Well, you become king and those dukes are still your vassals… but none of them automatically become your henchmen at all. The ones who are lower level than you (maybe some of the duchies were inherited already) probably do, although recruitment rolls (probably with bonuses; maybe equal to the Loyalty modifier your father had with them, since you’re the legitimate heir) may be needed. The rest might, but at the very least, there’d be penalties to the rolls, and to their loyalty, I think.
Does that mean the non-henchman dukes become independent? No. Most likely they’ll swear fealty, and then act according to their personality, goals, etc. If they’re loyal to the kingdom itself, and to your father’s memory, they’ll probably try to help you succeed. If they’re not, they may betray you. In really bad cases (or with really bad rolls), they might rebel. You could even adapt the syndicate “succession” version of reaction rolls here, with some vassals going with the majority, some rebelling, some becoming loyal…
My interpretation of the differences between henchman vassals and non-henchmen vassals is that only henchman vassals give you a free duty each month; and that henchmen use Loyalty/Morale rolls (e.g. mostly roll for calamities, etc.), while non-henchmen make reaction rolls when you want them to do much of anything: in short, henchman vassals are easy to manage, others aren’t.

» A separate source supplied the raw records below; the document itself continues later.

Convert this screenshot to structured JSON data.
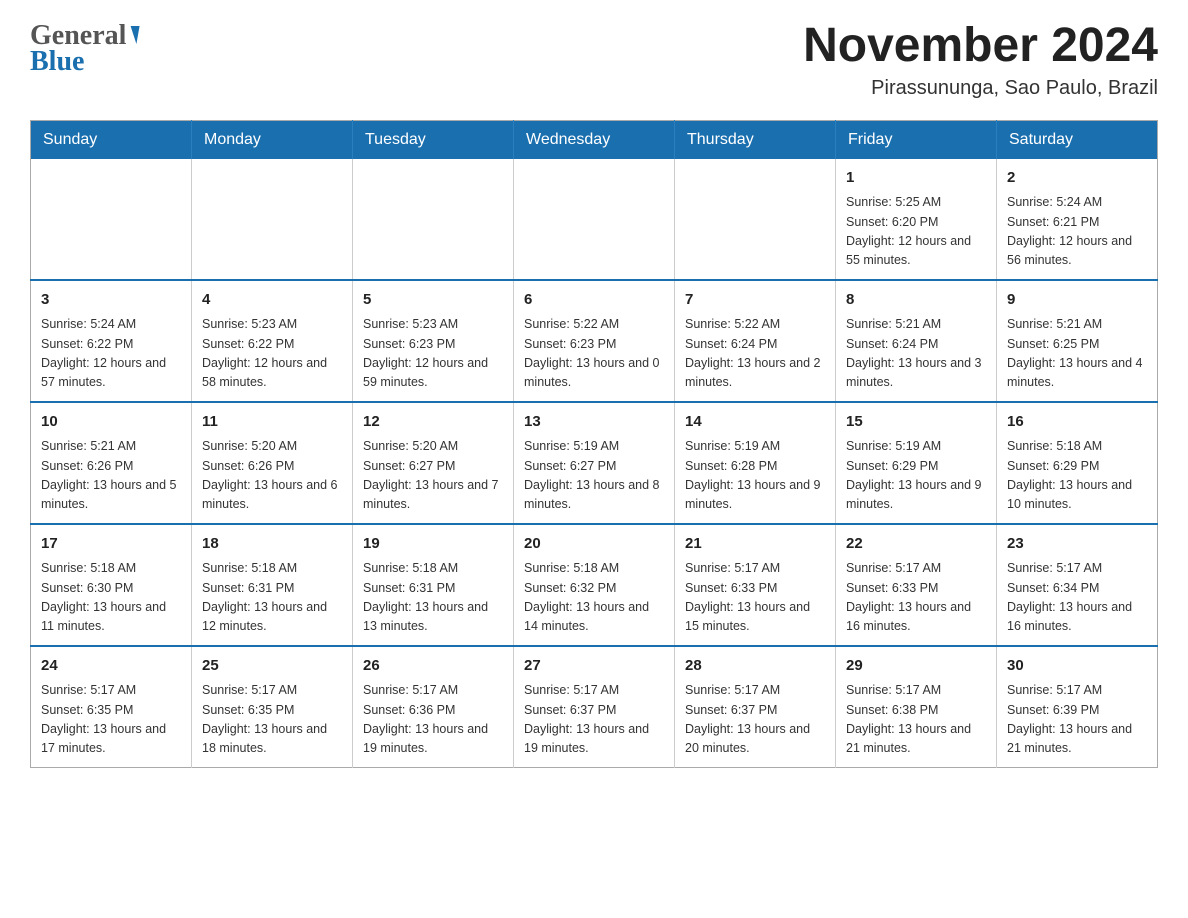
{
  "header": {
    "logo_line1": "General",
    "logo_line2": "Blue",
    "month_title": "November 2024",
    "location": "Pirassununga, Sao Paulo, Brazil"
  },
  "weekdays": [
    "Sunday",
    "Monday",
    "Tuesday",
    "Wednesday",
    "Thursday",
    "Friday",
    "Saturday"
  ],
  "weeks": [
    [
      {
        "day": "",
        "info": ""
      },
      {
        "day": "",
        "info": ""
      },
      {
        "day": "",
        "info": ""
      },
      {
        "day": "",
        "info": ""
      },
      {
        "day": "",
        "info": ""
      },
      {
        "day": "1",
        "info": "Sunrise: 5:25 AM\nSunset: 6:20 PM\nDaylight: 12 hours\nand 55 minutes."
      },
      {
        "day": "2",
        "info": "Sunrise: 5:24 AM\nSunset: 6:21 PM\nDaylight: 12 hours\nand 56 minutes."
      }
    ],
    [
      {
        "day": "3",
        "info": "Sunrise: 5:24 AM\nSunset: 6:22 PM\nDaylight: 12 hours\nand 57 minutes."
      },
      {
        "day": "4",
        "info": "Sunrise: 5:23 AM\nSunset: 6:22 PM\nDaylight: 12 hours\nand 58 minutes."
      },
      {
        "day": "5",
        "info": "Sunrise: 5:23 AM\nSunset: 6:23 PM\nDaylight: 12 hours\nand 59 minutes."
      },
      {
        "day": "6",
        "info": "Sunrise: 5:22 AM\nSunset: 6:23 PM\nDaylight: 13 hours\nand 0 minutes."
      },
      {
        "day": "7",
        "info": "Sunrise: 5:22 AM\nSunset: 6:24 PM\nDaylight: 13 hours\nand 2 minutes."
      },
      {
        "day": "8",
        "info": "Sunrise: 5:21 AM\nSunset: 6:24 PM\nDaylight: 13 hours\nand 3 minutes."
      },
      {
        "day": "9",
        "info": "Sunrise: 5:21 AM\nSunset: 6:25 PM\nDaylight: 13 hours\nand 4 minutes."
      }
    ],
    [
      {
        "day": "10",
        "info": "Sunrise: 5:21 AM\nSunset: 6:26 PM\nDaylight: 13 hours\nand 5 minutes."
      },
      {
        "day": "11",
        "info": "Sunrise: 5:20 AM\nSunset: 6:26 PM\nDaylight: 13 hours\nand 6 minutes."
      },
      {
        "day": "12",
        "info": "Sunrise: 5:20 AM\nSunset: 6:27 PM\nDaylight: 13 hours\nand 7 minutes."
      },
      {
        "day": "13",
        "info": "Sunrise: 5:19 AM\nSunset: 6:27 PM\nDaylight: 13 hours\nand 8 minutes."
      },
      {
        "day": "14",
        "info": "Sunrise: 5:19 AM\nSunset: 6:28 PM\nDaylight: 13 hours\nand 9 minutes."
      },
      {
        "day": "15",
        "info": "Sunrise: 5:19 AM\nSunset: 6:29 PM\nDaylight: 13 hours\nand 9 minutes."
      },
      {
        "day": "16",
        "info": "Sunrise: 5:18 AM\nSunset: 6:29 PM\nDaylight: 13 hours\nand 10 minutes."
      }
    ],
    [
      {
        "day": "17",
        "info": "Sunrise: 5:18 AM\nSunset: 6:30 PM\nDaylight: 13 hours\nand 11 minutes."
      },
      {
        "day": "18",
        "info": "Sunrise: 5:18 AM\nSunset: 6:31 PM\nDaylight: 13 hours\nand 12 minutes."
      },
      {
        "day": "19",
        "info": "Sunrise: 5:18 AM\nSunset: 6:31 PM\nDaylight: 13 hours\nand 13 minutes."
      },
      {
        "day": "20",
        "info": "Sunrise: 5:18 AM\nSunset: 6:32 PM\nDaylight: 13 hours\nand 14 minutes."
      },
      {
        "day": "21",
        "info": "Sunrise: 5:17 AM\nSunset: 6:33 PM\nDaylight: 13 hours\nand 15 minutes."
      },
      {
        "day": "22",
        "info": "Sunrise: 5:17 AM\nSunset: 6:33 PM\nDaylight: 13 hours\nand 16 minutes."
      },
      {
        "day": "23",
        "info": "Sunrise: 5:17 AM\nSunset: 6:34 PM\nDaylight: 13 hours\nand 16 minutes."
      }
    ],
    [
      {
        "day": "24",
        "info": "Sunrise: 5:17 AM\nSunset: 6:35 PM\nDaylight: 13 hours\nand 17 minutes."
      },
      {
        "day": "25",
        "info": "Sunrise: 5:17 AM\nSunset: 6:35 PM\nDaylight: 13 hours\nand 18 minutes."
      },
      {
        "day": "26",
        "info": "Sunrise: 5:17 AM\nSunset: 6:36 PM\nDaylight: 13 hours\nand 19 minutes."
      },
      {
        "day": "27",
        "info": "Sunrise: 5:17 AM\nSunset: 6:37 PM\nDaylight: 13 hours\nand 19 minutes."
      },
      {
        "day": "28",
        "info": "Sunrise: 5:17 AM\nSunset: 6:37 PM\nDaylight: 13 hours\nand 20 minutes."
      },
      {
        "day": "29",
        "info": "Sunrise: 5:17 AM\nSunset: 6:38 PM\nDaylight: 13 hours\nand 21 minutes."
      },
      {
        "day": "30",
        "info": "Sunrise: 5:17 AM\nSunset: 6:39 PM\nDaylight: 13 hours\nand 21 minutes."
      }
    ]
  ]
}
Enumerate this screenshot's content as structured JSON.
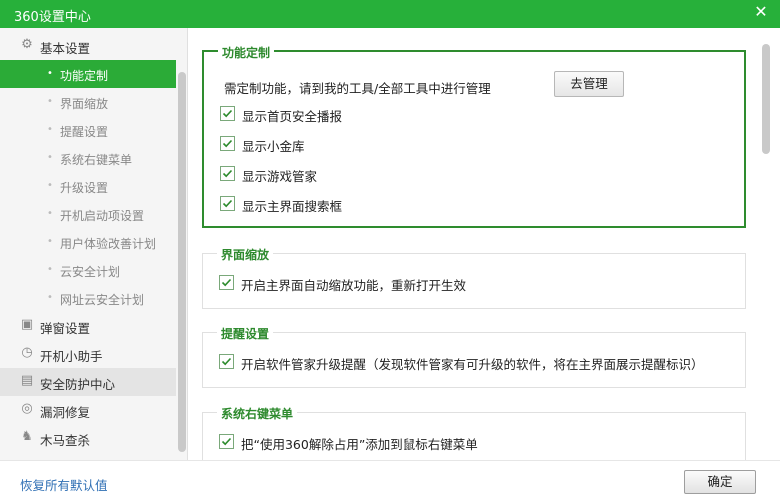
{
  "window": {
    "title": "360设置中心",
    "close_icon": "close-icon"
  },
  "sidebar": {
    "categories": [
      {
        "label": "基本设置",
        "icon": "gear-icon"
      },
      {
        "label": "弹窗设置",
        "icon": "popup-icon"
      },
      {
        "label": "开机小助手",
        "icon": "timer-icon"
      },
      {
        "label": "安全防护中心",
        "icon": "shield-icon"
      },
      {
        "label": "漏洞修复",
        "icon": "patch-icon"
      },
      {
        "label": "木马查杀",
        "icon": "trojan-icon"
      }
    ],
    "basic_items": [
      {
        "label": "功能定制",
        "selected": true
      },
      {
        "label": "界面缩放"
      },
      {
        "label": "提醒设置"
      },
      {
        "label": "系统右键菜单"
      },
      {
        "label": "升级设置"
      },
      {
        "label": "开机启动项设置"
      },
      {
        "label": "用户体验改善计划"
      },
      {
        "label": "云安全计划"
      },
      {
        "label": "网址云安全计划"
      }
    ]
  },
  "sections": {
    "customize": {
      "title": "功能定制",
      "description": "需定制功能，请到我的工具/全部工具中进行管理",
      "manage_button": "去管理",
      "options": [
        {
          "label": "显示首页安全播报",
          "checked": true
        },
        {
          "label": "显示小金库",
          "checked": true
        },
        {
          "label": "显示游戏管家",
          "checked": true
        },
        {
          "label": "显示主界面搜索框",
          "checked": true
        }
      ]
    },
    "zoom": {
      "title": "界面缩放",
      "options": [
        {
          "label": "开启主界面自动缩放功能，重新打开生效",
          "checked": true
        }
      ]
    },
    "reminder": {
      "title": "提醒设置",
      "options": [
        {
          "label": "开启软件管家升级提醒（发现软件管家有可升级的软件，将在主界面展示提醒标识）",
          "checked": true
        }
      ]
    },
    "context_menu": {
      "title": "系统右键菜单",
      "options": [
        {
          "label": "把“使用360解除占用”添加到鼠标右键菜单",
          "checked": true
        }
      ]
    }
  },
  "footer": {
    "restore_label": "恢复所有默认值",
    "ok_label": "确定"
  },
  "colors": {
    "accent": "#27b03a",
    "selected_nav": "#2bab37",
    "section_title": "#2e8a2e",
    "link": "#2f6fb4"
  }
}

Most realms would consist of henchman and non-henchman vassals, which creates instability and leads to infighting; which is historically accurate of the periods the game is mostly based on. It’s especially appropriate to have a crisis during succession, where the vassals splinter off; after William I conquered England, there was no English reign free of internecine warfare or succession strife for something like 400 years!
Historically, kings often held well in excess of 6 direct vassals - far, far in excess, actually! In England, most barons were direct vassals of the King (AFAIK, to a degree the term baron meant at times a “count” who was vassal to the King rather than a Duke?). That would mean a lot of loyalty rolls at lot of the time, which would lead to a lot of barons not doing as they’re told (historically accurate!), and (once a plurality of barons are disloyal or rebellious) revolts, like John Lackland faced.
ACKS rules don’t limit you or act as a straightjacket; they’re tools that facilitate interesting play. I hope that I’ve shown above that the rules for henchmen and vassals can be used to facilitate historically plausible and, most importantly, interesting scenarios. Judges who prefer randomness (like me) can use these rules to organically create succession crisises, barons’/dukes’ revolts, and the like.
Of course, the real take-away from all that rambling is whatever you think will improve your campaign!